On Jan. 29, Messari researcher Mira Christanto tweeted data indicating that Uniswap’s share of the Automated Market Maker sector has declined as Sushi’s share expanded from mid-December until last week.
According to Cointelegraph, Christanto states the Yearn merger has given Sushi a newfound legitimacy, allowing the project to move past criticism of the project that launched in August as a clone of Uniswap and secured TVL early on via a so-called “vampire” liquidity attack.
Christanto says Sushiswap “has put their past behind,” with the platform now consistently driving between $2 billion and $2.5 billion in liquidity and weekly volume.

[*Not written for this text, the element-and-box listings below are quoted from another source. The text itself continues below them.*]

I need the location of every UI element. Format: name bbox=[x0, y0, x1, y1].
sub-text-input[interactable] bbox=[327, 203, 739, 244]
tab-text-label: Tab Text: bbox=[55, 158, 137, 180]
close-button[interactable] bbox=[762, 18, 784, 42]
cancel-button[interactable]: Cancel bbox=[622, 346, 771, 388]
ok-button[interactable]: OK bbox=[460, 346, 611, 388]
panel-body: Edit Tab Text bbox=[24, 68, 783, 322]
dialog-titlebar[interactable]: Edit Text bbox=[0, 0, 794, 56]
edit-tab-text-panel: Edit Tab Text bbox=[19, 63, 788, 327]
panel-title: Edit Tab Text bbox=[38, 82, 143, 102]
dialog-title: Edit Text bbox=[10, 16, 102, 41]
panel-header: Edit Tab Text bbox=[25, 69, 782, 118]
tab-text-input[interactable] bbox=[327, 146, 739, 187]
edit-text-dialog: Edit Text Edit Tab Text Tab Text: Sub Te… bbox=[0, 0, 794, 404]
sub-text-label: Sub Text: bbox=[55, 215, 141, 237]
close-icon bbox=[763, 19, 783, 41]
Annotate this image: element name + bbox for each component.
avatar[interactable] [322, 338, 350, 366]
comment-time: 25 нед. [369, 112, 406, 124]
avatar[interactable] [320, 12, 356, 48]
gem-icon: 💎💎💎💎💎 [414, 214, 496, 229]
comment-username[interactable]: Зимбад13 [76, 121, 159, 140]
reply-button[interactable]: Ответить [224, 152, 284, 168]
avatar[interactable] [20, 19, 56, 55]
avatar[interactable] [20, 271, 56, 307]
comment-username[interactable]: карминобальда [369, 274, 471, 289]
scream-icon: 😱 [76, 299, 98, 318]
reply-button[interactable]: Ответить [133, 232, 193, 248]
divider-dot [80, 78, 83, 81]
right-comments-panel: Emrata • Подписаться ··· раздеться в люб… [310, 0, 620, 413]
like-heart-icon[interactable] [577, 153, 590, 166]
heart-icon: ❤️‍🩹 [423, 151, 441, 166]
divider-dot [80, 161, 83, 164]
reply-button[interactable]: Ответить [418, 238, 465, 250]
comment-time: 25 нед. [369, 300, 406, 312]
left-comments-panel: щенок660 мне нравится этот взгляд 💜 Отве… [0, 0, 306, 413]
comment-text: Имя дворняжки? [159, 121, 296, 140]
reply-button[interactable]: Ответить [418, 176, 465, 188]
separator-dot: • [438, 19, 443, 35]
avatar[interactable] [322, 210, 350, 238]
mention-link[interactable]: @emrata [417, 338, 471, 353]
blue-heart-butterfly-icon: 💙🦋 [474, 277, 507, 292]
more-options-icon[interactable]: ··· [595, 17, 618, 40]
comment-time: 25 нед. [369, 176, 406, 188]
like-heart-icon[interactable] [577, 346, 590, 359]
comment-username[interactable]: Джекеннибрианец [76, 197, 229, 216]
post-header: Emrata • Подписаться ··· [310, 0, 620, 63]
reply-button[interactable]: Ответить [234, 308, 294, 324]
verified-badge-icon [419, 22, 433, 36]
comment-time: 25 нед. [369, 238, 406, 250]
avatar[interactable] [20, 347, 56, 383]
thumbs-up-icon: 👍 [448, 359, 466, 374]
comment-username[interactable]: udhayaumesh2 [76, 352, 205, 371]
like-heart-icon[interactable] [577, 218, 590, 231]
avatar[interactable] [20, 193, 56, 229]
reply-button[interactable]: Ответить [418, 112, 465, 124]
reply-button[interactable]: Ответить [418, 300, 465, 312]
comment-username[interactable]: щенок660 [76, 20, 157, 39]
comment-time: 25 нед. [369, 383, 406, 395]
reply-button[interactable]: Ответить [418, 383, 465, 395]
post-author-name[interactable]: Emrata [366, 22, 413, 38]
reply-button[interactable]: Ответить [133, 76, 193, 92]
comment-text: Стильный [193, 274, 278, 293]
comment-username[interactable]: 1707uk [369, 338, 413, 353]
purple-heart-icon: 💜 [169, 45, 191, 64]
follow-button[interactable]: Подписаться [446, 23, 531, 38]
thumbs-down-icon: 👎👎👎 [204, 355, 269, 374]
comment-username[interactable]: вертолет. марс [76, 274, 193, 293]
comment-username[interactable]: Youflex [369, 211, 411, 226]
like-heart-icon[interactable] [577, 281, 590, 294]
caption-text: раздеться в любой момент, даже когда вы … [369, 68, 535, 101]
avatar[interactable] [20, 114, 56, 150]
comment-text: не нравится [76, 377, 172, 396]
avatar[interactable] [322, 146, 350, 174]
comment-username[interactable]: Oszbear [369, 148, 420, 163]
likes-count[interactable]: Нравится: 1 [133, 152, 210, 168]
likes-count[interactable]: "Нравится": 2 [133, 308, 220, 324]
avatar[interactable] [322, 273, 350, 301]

The analyst stated that Sushi has no venture capital backing, is community-driven, and “innovates quickly,” concluding:
“SushiSwap is evolving from being an exchange to include lending, franchised liquidity pools, cross-chain integrations and a launchpad. Under #Yearn ‘s ecosystem, it’ll benefit from new network effects.”
Despite SushiSwap’s apparent success in attracting liquidity providers from its main rival, Uniswap remains very popular and the DEX accountsg for more than 60% of all unique addresses that have ever interacted with DeFi.
While Sushi’s $2.07 billion TVL equates to roughly two-thirds of Uniswap’s $3.18 billion, Sushi’s total cumulative user base is equal to only 8% of Uniswap’s. Nonetheless, Uniswap’s first iteration launched in November 2018, meaning the platform had accrued a total user base of 225,000 before Sushi’s launch.